Il 28 giugno 1914 l’Arciduca Francesco Ferdinando d’Asburgo fu assassinato a Sarajevo e la prima guerra mondiale ebbe inizio. Lo Zar dichiarò guerra alla Germania e all’Austria, spalleggiato dagli alleati francesi, inglesi, italiani e statunitensi. Il conflitto trovò completamente impreparato l’esercito russo. Nicola continuava a essere un sovrano pieno di insicurezze e spesso si appoggiava alla Zarina per un consiglio. Sapendo che Alessandra a sua volta si appoggiava all’onnipresente Rasputin, tutti pensarono che il monaco fosse arrivato ad avere il controllo totale su ogni questione concernente l’impero. Le ingenti perdite umane tra le truppe russe si dovevano alla scarsità di armi e addirittura all’inadeguatezza dei vestiti per i soldati, due gravissime carenze alle quali Nicola non riusciva a porre rimedio per la sua incapacità decisionale. Aveva paura di allontanare Rasputin e di mettere a repentaglio la vita di Alessio. Rifiutò di ascoltare i consigli dei parenti che continuavano a ripetergli di cacciare il monaco. Chi cacciò fu il capitano dell’esercito russo, Nicola Nikolajevic, perché aveva dimostrato una profonda avversione per Rasputin e di conseguenza per la stessa Zarina. Si narra che il monaco si fosse offerto di benedire i militari e che il capitano gli avesse risposto con il seguente messaggio: “Vieni pure. Ti farò impiccare”. L’imperatore fece un altro passo fatale verso la fine: lasciò la capitale per prendere il comando dell’esercito e, in pratica, abbandonò l’impero in balia della sua consorte e di Rasputin. Alessandra era ormai morbosamente legata al monaco e seguì alla lettera ogni suo consiglio. I licenziamenti all’interno del governo si susseguirono copiosi e le cariche, ovviamente, furono ricoperte da fedeli sostenitori di Rasputin. Chi già da tempo non vedeva di buon occhio la Zarina di origini tedesche pensò che la sovrana stesse facendo gli interessi della Germania. Bisogna ammetterlo: i veri responsabili della tragica fine dei Romanov sono i Romanov stessi. Rasputin fu solo molto abile ad approfittare di persone deboli e di una situazione già di per sé traballante.

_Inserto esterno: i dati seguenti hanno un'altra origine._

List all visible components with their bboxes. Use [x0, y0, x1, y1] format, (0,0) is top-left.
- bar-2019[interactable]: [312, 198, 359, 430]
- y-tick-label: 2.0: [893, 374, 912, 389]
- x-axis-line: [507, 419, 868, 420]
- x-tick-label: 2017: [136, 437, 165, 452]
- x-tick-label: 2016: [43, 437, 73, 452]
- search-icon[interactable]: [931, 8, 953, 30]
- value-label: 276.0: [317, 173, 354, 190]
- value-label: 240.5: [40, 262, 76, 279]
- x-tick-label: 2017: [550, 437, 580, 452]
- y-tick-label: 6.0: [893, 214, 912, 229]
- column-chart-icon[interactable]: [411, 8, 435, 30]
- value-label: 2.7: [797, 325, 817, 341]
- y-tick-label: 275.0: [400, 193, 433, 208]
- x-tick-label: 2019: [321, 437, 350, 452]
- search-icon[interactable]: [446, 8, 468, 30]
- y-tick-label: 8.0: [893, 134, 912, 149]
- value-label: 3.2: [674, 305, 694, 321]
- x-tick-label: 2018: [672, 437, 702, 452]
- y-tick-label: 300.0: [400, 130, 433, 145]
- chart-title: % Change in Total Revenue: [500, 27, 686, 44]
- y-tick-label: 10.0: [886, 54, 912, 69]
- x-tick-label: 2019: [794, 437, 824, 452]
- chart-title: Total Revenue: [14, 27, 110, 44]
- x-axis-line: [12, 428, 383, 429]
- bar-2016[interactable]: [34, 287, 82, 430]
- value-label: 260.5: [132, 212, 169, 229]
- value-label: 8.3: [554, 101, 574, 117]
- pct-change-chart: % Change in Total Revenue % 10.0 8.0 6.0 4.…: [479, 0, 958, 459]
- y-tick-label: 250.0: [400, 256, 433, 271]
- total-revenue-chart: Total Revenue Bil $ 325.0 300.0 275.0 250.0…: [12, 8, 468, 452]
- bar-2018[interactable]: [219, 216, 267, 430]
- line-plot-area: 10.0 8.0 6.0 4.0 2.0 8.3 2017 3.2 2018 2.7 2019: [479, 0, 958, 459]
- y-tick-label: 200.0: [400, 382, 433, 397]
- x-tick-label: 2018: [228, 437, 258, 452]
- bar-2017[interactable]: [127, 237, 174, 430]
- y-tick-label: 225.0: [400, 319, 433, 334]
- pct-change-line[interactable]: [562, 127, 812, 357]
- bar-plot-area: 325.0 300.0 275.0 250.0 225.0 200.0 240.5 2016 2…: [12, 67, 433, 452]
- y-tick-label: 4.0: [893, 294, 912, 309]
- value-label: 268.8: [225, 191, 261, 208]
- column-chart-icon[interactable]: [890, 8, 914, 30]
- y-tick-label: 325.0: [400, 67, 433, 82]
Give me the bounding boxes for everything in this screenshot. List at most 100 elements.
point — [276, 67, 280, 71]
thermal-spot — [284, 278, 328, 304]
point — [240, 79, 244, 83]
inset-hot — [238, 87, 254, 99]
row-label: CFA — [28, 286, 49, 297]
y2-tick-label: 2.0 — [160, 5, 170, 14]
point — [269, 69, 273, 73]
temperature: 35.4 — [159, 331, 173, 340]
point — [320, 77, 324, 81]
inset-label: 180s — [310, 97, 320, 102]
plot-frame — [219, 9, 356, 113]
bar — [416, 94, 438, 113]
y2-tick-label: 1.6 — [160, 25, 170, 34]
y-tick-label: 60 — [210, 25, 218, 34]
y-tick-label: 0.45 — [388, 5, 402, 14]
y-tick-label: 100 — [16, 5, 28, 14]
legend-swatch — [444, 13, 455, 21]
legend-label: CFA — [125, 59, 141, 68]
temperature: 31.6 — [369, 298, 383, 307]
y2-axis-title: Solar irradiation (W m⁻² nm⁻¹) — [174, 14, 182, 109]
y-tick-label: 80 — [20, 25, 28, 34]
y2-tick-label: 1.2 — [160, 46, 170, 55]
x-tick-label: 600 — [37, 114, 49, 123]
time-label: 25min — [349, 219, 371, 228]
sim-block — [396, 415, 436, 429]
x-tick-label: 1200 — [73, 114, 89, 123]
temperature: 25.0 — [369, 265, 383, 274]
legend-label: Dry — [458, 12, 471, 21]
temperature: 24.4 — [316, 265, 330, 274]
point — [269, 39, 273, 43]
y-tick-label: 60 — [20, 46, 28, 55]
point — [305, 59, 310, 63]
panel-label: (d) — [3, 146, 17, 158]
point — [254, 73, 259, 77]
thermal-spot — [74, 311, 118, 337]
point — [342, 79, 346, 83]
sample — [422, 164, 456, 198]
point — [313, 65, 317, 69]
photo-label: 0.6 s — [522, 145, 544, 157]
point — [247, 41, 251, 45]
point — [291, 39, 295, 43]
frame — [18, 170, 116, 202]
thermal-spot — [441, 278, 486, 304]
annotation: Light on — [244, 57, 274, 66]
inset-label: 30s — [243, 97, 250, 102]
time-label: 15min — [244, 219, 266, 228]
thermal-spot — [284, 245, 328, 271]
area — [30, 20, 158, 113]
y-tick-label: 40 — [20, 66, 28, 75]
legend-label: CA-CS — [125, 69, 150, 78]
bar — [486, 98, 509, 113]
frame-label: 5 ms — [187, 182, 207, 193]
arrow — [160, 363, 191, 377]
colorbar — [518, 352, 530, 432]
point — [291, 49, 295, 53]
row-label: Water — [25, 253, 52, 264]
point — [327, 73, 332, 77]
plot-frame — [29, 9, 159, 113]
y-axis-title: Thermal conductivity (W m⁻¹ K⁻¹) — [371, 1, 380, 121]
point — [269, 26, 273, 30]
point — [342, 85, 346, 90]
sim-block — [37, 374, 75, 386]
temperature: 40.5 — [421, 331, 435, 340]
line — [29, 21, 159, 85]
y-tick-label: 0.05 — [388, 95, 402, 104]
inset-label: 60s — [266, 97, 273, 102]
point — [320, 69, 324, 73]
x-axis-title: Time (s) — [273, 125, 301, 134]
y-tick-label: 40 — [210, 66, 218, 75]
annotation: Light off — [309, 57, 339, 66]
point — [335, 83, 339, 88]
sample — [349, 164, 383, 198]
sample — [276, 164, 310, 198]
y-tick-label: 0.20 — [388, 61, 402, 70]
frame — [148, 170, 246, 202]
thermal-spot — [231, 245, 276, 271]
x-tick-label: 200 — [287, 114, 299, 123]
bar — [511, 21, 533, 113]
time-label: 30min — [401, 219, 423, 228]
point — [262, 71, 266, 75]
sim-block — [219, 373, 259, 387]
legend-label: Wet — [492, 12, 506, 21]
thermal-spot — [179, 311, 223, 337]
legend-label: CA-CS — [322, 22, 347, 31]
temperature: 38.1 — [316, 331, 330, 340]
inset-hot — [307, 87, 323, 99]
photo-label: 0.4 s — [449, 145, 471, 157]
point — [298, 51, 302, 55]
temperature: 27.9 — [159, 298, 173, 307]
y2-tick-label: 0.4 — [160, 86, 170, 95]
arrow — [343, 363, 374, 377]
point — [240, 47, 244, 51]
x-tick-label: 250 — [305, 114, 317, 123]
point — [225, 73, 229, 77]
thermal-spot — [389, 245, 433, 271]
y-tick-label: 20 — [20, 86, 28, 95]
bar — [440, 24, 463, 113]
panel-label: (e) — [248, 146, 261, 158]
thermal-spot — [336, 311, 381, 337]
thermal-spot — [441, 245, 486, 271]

Dopo questa veloce analisi dei fatti storici è facile comprendere perché i membri della famiglia reale vicini alla coppia Alessandra-Nicola decisero che il monaco doveva essere eliminato. Ancora oggi non è chiaro chi effettivamente progettò e prese parte al complotto, ma si conoscono con certezza gli esecutori materiali. La morte di Rasputin è celebre perché è una delle più cruente e macchinose che la storia ricordi. Infatti il monaco, protetto da forze oscure o semplicemente dotato di una fibra molto forte, mise in seria difficoltà i suoi assassini.